Urgent care doctors can provide treatments for minor allergic reactions to help reduce or eliminate symptoms.

    Food allergies: The most common allergy is food allergies. About 90% of food allergies are caused by milk, eggs, peanuts, nuts, fish, shellfish, wheat and soy.

    Symptoms may include running nose, gas, headache, rash or diarrhea.

    Poison ivy: Roughly 85% of American could suffer an allergic reaction to poison ivy. Poison ivy grows in all 48 of the contiguous states in the United States. Other plant allergies include poison oak, which grows in western states, and poison sumac, which grows in eastern and southeastern states.

    Symptoms usually develop within 12 to 72 hours after contact and may include skin changes, such as itching, redness, swelling and blisters.


Most injuries occur after falling, auto accident, being struck by an object, contact with flames or extremely hot substance, or sports. Wound repairs were the most common procedures reported by urgent care centers in 2012.

Urgent care doctors can provide minor burn, sprain and fracture treatments to patch up the wounds and help with pain management.

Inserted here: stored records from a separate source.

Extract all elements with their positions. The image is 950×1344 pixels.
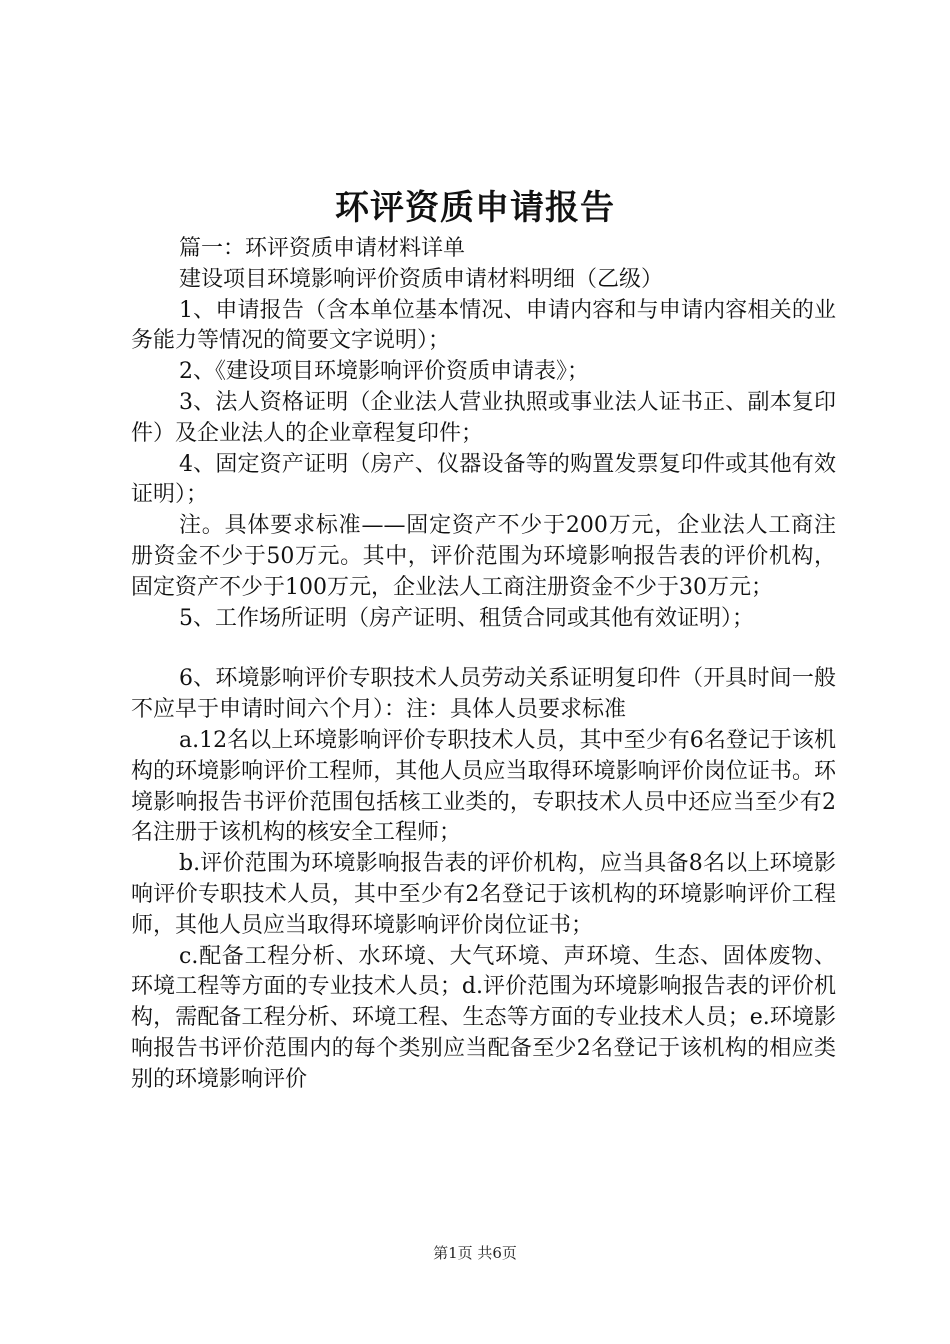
paragraph-requirement-b: b.评价范围为环境影响报告表的评价机构，应当具备8名以上环境影响评价专职技术人员，其中至少有2名登记于该机构的环境影响评价工程师，其他人员应当取得环境影响评价岗位证书； bbox=[131, 851, 836, 938]
paragraph-section-heading: 篇一：环评资质申请材料详单 bbox=[179, 236, 466, 261]
paragraph-requirement-a: a.12名以上环境影响评价专职技术人员，其中至少有6名登记于该机构的环境影响评价工程师，其他人员应当取得环境影响评价岗位证书。环境影响报告书评价范围包括核工业类的，专职技术人员中还应当至少有2名注册于该机构的核安全工程师； bbox=[131, 727, 836, 846]
paragraph-materials-title: 建设项目环境影响评价资质申请材料明细（乙级） bbox=[179, 266, 664, 292]
paragraph-item-4: 4、固定资产证明（房产、仪器设备等的购置发票复印件或其他有效证明）； bbox=[131, 451, 836, 508]
paragraph-note-assets: 注。具体要求标准——固定资产不少于200万元，企业法人工商注册资金不少于50万元。其中，评价范围为环境影响报告表的评价机构，固定资产不少于100万元，企业法人工商注册资金不少于30万元； bbox=[131, 513, 836, 600]
paragraph-item-6: 6、环境影响评价专职技术人员劳动关系证明复印件（开具时间一般不应早于申请时间六个月）：注：具体人员要求标准 bbox=[131, 666, 836, 723]
paragraph-item-1: 1、申请报告（含本单位基本情况、申请内容和与申请内容相关的业务能力等情况的简要文字说明）； bbox=[131, 297, 836, 354]
paragraph-requirement-c-e: c.配备工程分析、水环境、大气环境、声环境、生态、固体废物、环境工程等方面的专业技术人员；d.评价范围为环境影响报告表的评价机构，需配备工程分析、环境工程、生态等方面的专业技术人员；e.环境影响报告书评价范围内的每个类别应当配备至少2名登记于该机构的相应类别的环境影响评价 bbox=[131, 943, 836, 1092]
document-body bbox=[131, 234, 836, 1096]
paragraph-item-5: 5、工作场所证明（房产证明、租赁合同或其他有效证明）； bbox=[179, 605, 754, 631]
paragraph-spacer bbox=[131, 634, 836, 664]
paragraph-item-2: 2、《建设项目环境影响评价资质申请表》； bbox=[179, 359, 589, 385]
paragraph-item-3: 3、法人资格证明（企业法人营业执照或事业法人证书正、副本复印件）及企业法人的企业章程复印件； bbox=[131, 389, 836, 446]
document-title: 环评资质申请报告 bbox=[335, 188, 615, 228]
page-number-footer: 第1页 共6页 bbox=[433, 1244, 517, 1262]
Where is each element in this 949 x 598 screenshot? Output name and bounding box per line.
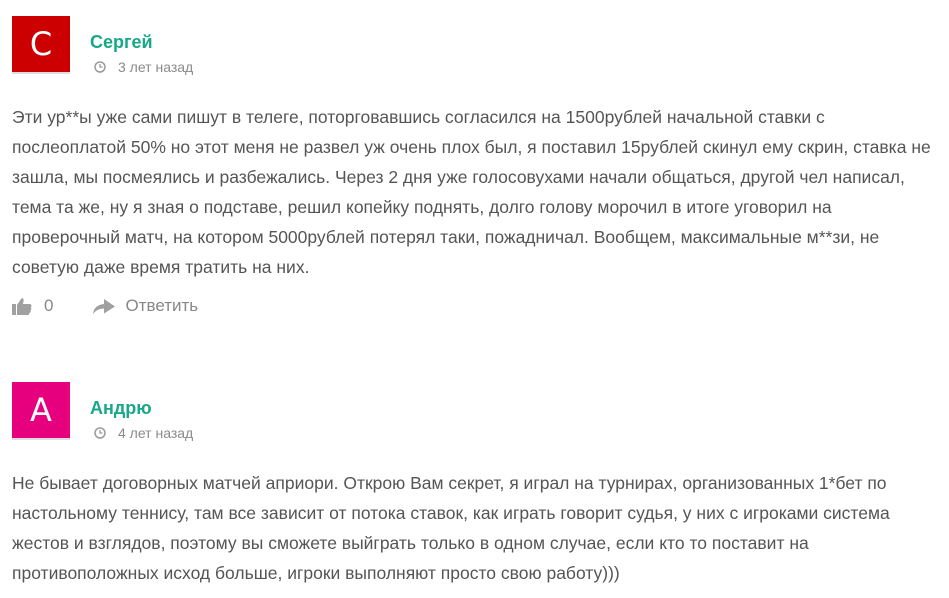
clock-icon [94,427,106,439]
comment-text: Не бывает договорных матчей априори. Открою Вам секрет, я играл на турнирах, организованных 1*бет по настольному теннису, там все зависит от потока ставок, как играть говорит судья, у них с игроками система жестов и взглядов, поэтому вы сможете выйграть только в одном случае, если кто то поставит на противоположных исход больше, игроки выполняют просто свою работу))) [12,473,890,583]
clock-icon [94,61,106,73]
comment-date-text: 4 лет назад [118,425,194,441]
comment-header [12,16,942,76]
reply-label: Ответить [125,296,199,315]
like-count: 0 [44,296,54,315]
comment [12,16,942,316]
avatar: А [12,382,70,440]
comment-text: Эти ур**ы уже сами пишут в телеге, поторговавшись согласился на 1500рублей начальной ставки с послеоплатой 50% но этот меня не развел уж очень плох был, я поставил 15рублей скинул ему скрин, ставка не зашла, мы посмеялись и разбежались. Через 2 дня уже голосовухами начали общаться, другой чел написал, тема та же, ну я зная о подставе, решил копейку поднять, долго голову морочил в итоге уговорил на проверочный матч, на котором 5000рублей потерял таки, пожадничал. Вообщем, максимальные м**зи, не советую даже время тратить на них. [12,107,931,277]
like-button[interactable] [12,296,53,316]
thumbs-up-icon [12,297,32,315]
avatar: С [12,16,70,74]
reply-arrow-icon [93,298,115,314]
comment-date-text: 3 лет назад [118,59,194,75]
author-name-link[interactable]: Андрю [90,398,152,418]
comment-date [94,59,193,75]
comment-actions [12,296,942,316]
author-name-link[interactable]: Сергей [90,32,153,52]
reply-button[interactable] [93,296,198,316]
comment [12,382,942,588]
comment-date [94,425,193,441]
comment-header [12,382,942,442]
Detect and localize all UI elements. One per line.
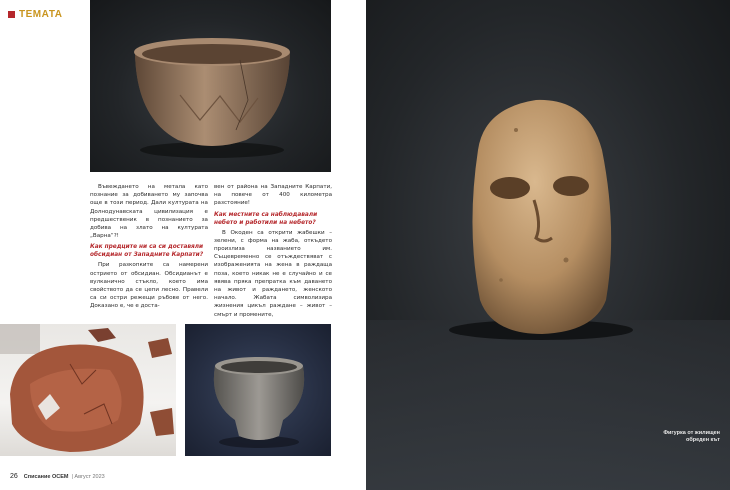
ceramic-cup-illustration bbox=[185, 324, 331, 456]
photo-ceramic-bowl bbox=[90, 0, 331, 172]
photo-pottery-shards bbox=[0, 324, 176, 456]
page-number: 26 bbox=[10, 473, 18, 480]
issue-date: | Август 2023 bbox=[71, 473, 105, 480]
section-label: ТЕМАТА bbox=[19, 9, 63, 20]
section-square-icon bbox=[8, 11, 15, 18]
page-footer bbox=[10, 473, 105, 480]
subheading: Как предците ни са си доставяли обсидиан от Западните Карпати? bbox=[90, 244, 204, 259]
ceramic-bowl-illustration bbox=[90, 0, 331, 172]
photo-caption: Фигурка от жилищен обреден кът bbox=[663, 430, 720, 443]
subheading: Как местните са наблюдавали небето и работили на небето? bbox=[214, 211, 318, 226]
photo-ceramic-cup bbox=[185, 324, 331, 456]
magazine-name: Списание ОСЕМ bbox=[23, 473, 69, 480]
text-column-2 bbox=[214, 183, 332, 319]
paragraph: Въвеждането на метала като познание за добиването му започва още в този период. Дали културата на Долнодунавската цивилизация е предшественик в познанието за добива на злато на културата „Варна“?! bbox=[90, 184, 208, 240]
clay-figurine-illustration bbox=[366, 0, 730, 490]
paragraph: вен от района на Западните Карпати, на повече от 400 километра разстояние! bbox=[214, 184, 332, 207]
photo-clay-figurine bbox=[366, 0, 730, 490]
pottery-shards-illustration bbox=[0, 324, 176, 456]
paragraph: В Окоден са открити жабешки – зелени, с форма на жаба, откъдето произлиза названието им. Същевременно се отъждествяват с изображенията на жена в раждаща поза, което никак не е случайно и се явява пряка препратка към даването на живот и раждането, женското начало. Жабата символизира жизнения цикъл раждане – живот – смърт и промените, bbox=[214, 229, 332, 318]
section-tag bbox=[8, 9, 63, 20]
paragraph: При разкопките са намерени острието от обсидиан. Обсидианът е вулканично стъкло, което има свойството да се цепи лесно. Правели са си остри режещи ръбове от него. Доказано е, че е доста- bbox=[90, 262, 208, 310]
text-column-1 bbox=[90, 183, 208, 311]
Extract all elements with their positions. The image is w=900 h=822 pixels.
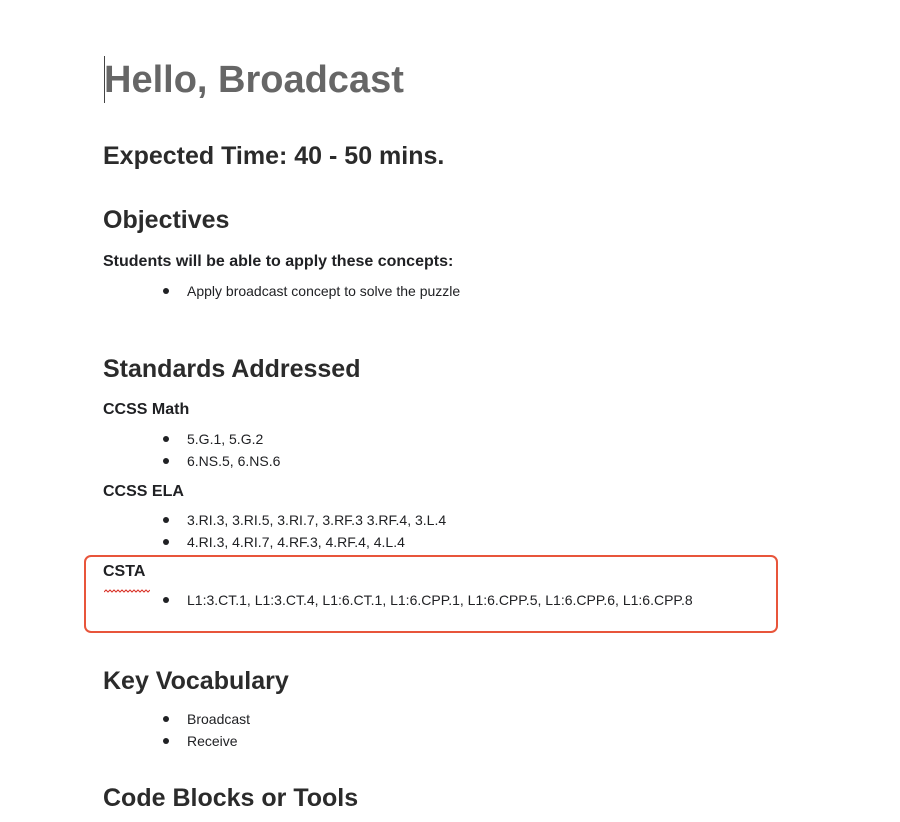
vocabulary-heading[interactable]: Key Vocabulary bbox=[103, 667, 289, 695]
csta-item[interactable]: L1:3.CT.1, L1:3.CT.4, L1:6.CT.1, L1:6.CPP.1, L1:6.CPP.5, L1:6.CPP.6, L1:6.CPP.8 bbox=[187, 592, 693, 608]
ccss-math-item[interactable]: 5.G.1, 5.G.2 bbox=[187, 431, 264, 447]
code-blocks-heading[interactable]: Code Blocks or Tools bbox=[103, 784, 359, 812]
bullet-icon bbox=[163, 517, 169, 523]
csta-label[interactable]: CSTA bbox=[103, 563, 146, 580]
objectives-heading[interactable]: Objectives bbox=[103, 206, 230, 234]
bullet-icon bbox=[163, 539, 169, 545]
bullet-icon bbox=[163, 738, 169, 744]
bullet-icon bbox=[163, 288, 169, 294]
ccss-ela-item[interactable]: 4.RI.3, 4.RI.7, 4.RF.3, 4.RF.4, 4.L.4 bbox=[187, 534, 405, 550]
spellcheck-underline[interactable] bbox=[104, 589, 150, 593]
expected-time-heading[interactable]: Expected Time: 40 - 50 mins. bbox=[103, 142, 445, 170]
objective-item[interactable]: Apply broadcast concept to solve the puzzle bbox=[187, 283, 461, 299]
objectives-subheading[interactable]: Students will be able to apply these concepts: bbox=[103, 253, 454, 270]
document-title[interactable]: Hello, Broadcast bbox=[104, 59, 404, 101]
ccss-math-label[interactable]: CCSS Math bbox=[103, 401, 190, 418]
bullet-icon bbox=[163, 436, 169, 442]
vocabulary-item[interactable]: Broadcast bbox=[187, 711, 251, 727]
bullet-icon bbox=[163, 597, 169, 603]
ccss-math-item[interactable]: 6.NS.5, 6.NS.6 bbox=[187, 453, 281, 469]
ccss-ela-label[interactable]: CCSS ELA bbox=[103, 483, 184, 500]
bullet-icon bbox=[163, 716, 169, 722]
vocabulary-item[interactable]: Receive bbox=[187, 733, 238, 749]
bullet-icon bbox=[163, 458, 169, 464]
ccss-ela-item[interactable]: 3.RI.3, 3.RI.5, 3.RI.7, 3.RF.3 3.RF.4, 3.L.4 bbox=[187, 512, 447, 528]
standards-heading[interactable]: Standards Addressed bbox=[103, 355, 361, 383]
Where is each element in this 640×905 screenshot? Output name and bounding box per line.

    Sprains: Sprains generally occur when the joint — usually the ankle or wrist — experiences an awkward twist, turn or roll. Everyday, close to 25,000 Americans incur a sprained ankle, according to reports.

    Symptoms may include limping, instability, swelling, redness, bruising, pain and/or tenderness.

    Minor fractures: A bone can break due to a sudden impact of a force greater than it can handle. The person may notice a snap or grinding of the bone. However, hairline fractures can occur during constant repetitive movement or overuse of a certain limb — usually the wrist.

    Symptoms may include immobility or difficulty supporting weight, pain, swelling, redness and possibly a deformity of the area.

    Minor burns: The most common injuries are burns. They occur when the skin comes in contact with an extremely hot surface, liquid, chemical or flame, or prolonged exposure to the sun.

    Symptoms that need treatment may include blistering, redness, intense pain, or if the burn continues to get worse.